Since in general the addition of information to the matrix clause makes it more likely that the embedded clause is defocused, the generalization predicts that this may also have a degrading effect on wh-extraction. This may account for the contrast between the examples in (327), repeated here as (336). The verb fluisteren'to whisper' is more informative than the verb zeggen'to say' since it includes a manner component: Jan expressed his assertion in a low voice. In fact, adding a manner adverb like zachtjes'softly' in (336c) seems to have a similar degrading effect on wh-extraction, a fact that seems to have escaped attention in the literature so far.

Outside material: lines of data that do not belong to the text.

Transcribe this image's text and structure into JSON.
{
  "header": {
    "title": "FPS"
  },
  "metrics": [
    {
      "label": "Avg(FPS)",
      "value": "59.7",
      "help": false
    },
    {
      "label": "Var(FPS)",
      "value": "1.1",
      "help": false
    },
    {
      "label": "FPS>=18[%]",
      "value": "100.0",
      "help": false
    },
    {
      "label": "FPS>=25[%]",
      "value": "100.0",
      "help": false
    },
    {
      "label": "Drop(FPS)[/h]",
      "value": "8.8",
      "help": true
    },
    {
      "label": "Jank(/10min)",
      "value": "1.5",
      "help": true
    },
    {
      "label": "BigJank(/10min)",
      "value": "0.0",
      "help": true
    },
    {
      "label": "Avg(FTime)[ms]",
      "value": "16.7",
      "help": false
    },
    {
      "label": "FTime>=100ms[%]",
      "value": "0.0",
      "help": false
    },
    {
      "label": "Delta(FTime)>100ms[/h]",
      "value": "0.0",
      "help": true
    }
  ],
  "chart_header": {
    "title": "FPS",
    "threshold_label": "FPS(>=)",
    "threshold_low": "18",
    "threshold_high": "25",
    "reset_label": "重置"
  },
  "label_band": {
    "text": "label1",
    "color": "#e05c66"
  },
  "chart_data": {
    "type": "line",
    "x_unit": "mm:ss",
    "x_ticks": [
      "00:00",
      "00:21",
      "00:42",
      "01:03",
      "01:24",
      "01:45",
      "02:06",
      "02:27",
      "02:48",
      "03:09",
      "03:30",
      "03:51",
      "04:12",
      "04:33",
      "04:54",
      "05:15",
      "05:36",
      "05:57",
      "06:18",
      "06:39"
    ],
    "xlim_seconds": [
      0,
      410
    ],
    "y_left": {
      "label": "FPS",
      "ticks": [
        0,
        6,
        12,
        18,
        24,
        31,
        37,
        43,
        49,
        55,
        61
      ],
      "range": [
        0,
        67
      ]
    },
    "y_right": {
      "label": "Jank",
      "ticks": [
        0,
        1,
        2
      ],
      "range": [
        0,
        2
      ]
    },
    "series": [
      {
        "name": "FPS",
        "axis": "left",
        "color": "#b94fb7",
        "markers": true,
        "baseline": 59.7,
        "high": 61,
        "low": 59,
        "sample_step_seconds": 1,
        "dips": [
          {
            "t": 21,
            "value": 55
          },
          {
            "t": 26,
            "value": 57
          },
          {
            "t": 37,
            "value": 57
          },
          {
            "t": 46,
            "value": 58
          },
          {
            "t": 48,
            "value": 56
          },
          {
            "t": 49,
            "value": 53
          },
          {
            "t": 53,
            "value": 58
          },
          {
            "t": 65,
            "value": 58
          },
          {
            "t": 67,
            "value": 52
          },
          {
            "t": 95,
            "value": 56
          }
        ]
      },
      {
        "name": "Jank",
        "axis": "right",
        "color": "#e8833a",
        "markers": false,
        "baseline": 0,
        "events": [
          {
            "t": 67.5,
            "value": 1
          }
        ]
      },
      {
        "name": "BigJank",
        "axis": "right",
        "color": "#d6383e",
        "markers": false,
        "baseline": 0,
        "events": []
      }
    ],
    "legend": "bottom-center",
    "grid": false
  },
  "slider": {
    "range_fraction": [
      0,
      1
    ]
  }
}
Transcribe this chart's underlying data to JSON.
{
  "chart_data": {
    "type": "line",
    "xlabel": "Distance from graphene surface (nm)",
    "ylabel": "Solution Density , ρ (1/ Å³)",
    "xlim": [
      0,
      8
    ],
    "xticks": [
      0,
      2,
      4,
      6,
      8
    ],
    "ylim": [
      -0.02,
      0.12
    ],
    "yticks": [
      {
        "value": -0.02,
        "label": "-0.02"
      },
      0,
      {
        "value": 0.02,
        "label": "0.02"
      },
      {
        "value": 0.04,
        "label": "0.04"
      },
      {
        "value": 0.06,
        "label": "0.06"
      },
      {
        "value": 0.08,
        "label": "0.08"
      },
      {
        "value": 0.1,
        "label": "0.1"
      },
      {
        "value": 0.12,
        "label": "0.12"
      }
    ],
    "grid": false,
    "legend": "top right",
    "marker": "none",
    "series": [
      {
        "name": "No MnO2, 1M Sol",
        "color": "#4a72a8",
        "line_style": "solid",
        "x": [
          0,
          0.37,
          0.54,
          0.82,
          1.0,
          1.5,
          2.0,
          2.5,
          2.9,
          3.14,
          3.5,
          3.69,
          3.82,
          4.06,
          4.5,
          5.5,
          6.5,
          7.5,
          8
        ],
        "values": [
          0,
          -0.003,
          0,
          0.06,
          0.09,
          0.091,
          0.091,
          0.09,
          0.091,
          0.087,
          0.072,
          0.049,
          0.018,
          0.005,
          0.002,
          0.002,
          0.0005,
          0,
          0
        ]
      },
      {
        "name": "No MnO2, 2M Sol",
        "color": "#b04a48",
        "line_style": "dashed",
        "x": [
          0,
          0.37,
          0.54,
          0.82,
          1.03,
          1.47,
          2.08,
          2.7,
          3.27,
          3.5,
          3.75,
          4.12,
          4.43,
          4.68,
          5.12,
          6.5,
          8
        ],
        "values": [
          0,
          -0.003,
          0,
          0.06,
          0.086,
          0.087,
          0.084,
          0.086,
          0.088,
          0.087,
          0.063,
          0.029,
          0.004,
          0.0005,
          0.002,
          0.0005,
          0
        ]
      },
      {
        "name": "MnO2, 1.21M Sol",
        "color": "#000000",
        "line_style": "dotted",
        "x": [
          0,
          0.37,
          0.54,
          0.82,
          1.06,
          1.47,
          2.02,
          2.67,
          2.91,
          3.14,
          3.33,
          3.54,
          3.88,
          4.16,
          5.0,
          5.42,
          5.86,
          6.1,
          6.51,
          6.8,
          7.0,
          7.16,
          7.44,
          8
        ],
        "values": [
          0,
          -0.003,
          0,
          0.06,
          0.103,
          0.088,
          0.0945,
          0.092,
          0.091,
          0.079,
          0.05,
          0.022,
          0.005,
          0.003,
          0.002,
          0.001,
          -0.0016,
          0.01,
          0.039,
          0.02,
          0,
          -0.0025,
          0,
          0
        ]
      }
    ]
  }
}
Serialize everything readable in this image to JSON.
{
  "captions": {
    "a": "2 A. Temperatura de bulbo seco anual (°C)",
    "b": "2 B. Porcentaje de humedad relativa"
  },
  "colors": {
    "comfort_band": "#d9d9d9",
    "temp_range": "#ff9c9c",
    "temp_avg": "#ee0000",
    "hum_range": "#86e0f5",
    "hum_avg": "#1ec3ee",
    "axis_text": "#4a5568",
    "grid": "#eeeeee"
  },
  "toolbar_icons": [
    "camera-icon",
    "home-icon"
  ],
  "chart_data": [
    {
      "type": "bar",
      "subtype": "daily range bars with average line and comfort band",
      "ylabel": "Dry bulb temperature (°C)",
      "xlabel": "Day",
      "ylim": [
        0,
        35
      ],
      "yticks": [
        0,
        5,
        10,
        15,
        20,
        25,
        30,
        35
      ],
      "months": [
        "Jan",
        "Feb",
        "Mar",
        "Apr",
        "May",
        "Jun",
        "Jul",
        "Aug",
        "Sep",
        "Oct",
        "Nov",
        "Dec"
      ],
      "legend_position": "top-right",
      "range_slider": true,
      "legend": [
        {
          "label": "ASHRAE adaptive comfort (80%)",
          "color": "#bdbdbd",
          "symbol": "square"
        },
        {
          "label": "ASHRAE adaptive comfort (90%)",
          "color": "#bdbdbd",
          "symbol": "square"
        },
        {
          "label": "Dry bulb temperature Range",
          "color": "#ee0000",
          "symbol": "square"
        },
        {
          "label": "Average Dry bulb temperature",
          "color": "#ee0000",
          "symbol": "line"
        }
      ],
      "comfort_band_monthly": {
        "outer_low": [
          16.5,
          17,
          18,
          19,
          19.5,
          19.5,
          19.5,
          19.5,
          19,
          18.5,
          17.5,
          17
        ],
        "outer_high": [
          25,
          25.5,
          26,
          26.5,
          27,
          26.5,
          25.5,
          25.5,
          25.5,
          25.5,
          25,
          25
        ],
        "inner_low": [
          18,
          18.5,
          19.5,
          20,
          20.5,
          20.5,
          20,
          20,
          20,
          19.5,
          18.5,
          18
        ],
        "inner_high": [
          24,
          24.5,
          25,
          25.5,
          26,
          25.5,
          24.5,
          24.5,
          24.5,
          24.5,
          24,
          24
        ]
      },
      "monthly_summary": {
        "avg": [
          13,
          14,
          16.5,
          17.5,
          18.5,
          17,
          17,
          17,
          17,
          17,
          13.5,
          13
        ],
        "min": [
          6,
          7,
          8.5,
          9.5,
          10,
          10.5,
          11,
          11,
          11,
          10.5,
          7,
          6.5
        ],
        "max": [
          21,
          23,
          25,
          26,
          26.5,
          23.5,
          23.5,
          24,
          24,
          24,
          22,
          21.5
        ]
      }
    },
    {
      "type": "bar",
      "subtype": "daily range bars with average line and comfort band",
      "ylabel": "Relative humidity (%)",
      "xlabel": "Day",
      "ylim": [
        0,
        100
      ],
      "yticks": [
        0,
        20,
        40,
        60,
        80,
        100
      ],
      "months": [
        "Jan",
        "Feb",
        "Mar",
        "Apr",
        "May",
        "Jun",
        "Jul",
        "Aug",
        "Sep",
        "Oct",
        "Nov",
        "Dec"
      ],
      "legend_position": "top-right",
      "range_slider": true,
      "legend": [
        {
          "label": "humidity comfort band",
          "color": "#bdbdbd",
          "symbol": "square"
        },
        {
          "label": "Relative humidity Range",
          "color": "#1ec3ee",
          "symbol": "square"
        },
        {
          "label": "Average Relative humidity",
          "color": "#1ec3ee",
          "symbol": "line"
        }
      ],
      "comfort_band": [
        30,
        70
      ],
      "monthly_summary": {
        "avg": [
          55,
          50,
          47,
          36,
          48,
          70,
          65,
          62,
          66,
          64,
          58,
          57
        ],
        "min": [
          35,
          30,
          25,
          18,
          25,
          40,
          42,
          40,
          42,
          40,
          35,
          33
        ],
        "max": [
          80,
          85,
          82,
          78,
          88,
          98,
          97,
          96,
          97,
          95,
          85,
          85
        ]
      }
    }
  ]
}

a. | Wati | zei | Jan [Clause | dat | Marie ti | gelezen | had]? | |
what | said | Jan | that | Marie | read | had | ||
'What did Jan say that Marie had read?' |
b. | ?? | Wati | fluisterde | Jan [Clause | dat | Marie ti | gelezen | had]? |
what | whispered | Jan | that | Marie | read | had | ||
'What did Jan whisper that Marie had read?' |
c. | ?? | Wat | zei | Jan zachtjes [Clause | dat | Marie ti | gelezen | had]? |
what | said | Jan softly | that | Marie | read | had | ||
'What did Jan say softly that Marie had read?' |
Erteschik-Shir's generalization is completely in line with the findings in Verhagen (2005:124ff.): on the basis of his corpus research mentioned at the end of Subsection I, he claims that attested cases of wh-extraction differ only minimally from what he assumes to be the basic template, which he takes to be the one given in (337). He further claims that "invented examples of wh-extractions are judged worse to the degree that they deviate more from the [..] pattern [in (337)]".
XPwh - | denk(en) - | pronoun2p [CP | dat ...] | ||
XPwh - | think | you | that |
The nature of the evidence reviewed above suggests to us that each of the two approaches has something different to contribute to the description of wh-extraction. The structural approaches may be correct in claiming that wh-extraction is subject to certain structural conditions, for example, that the embedded clause is a complement of the verb in the matrix clause. The semantic approaches, on the other hand, may be correct in postulating additional conditions on the use of wh-extraction constructions, for example, that the embedded clause is the focus of attention and therefore constitutes the new information of the clause, and that as a consequence the semantic contribution of the matrix clause must be limited.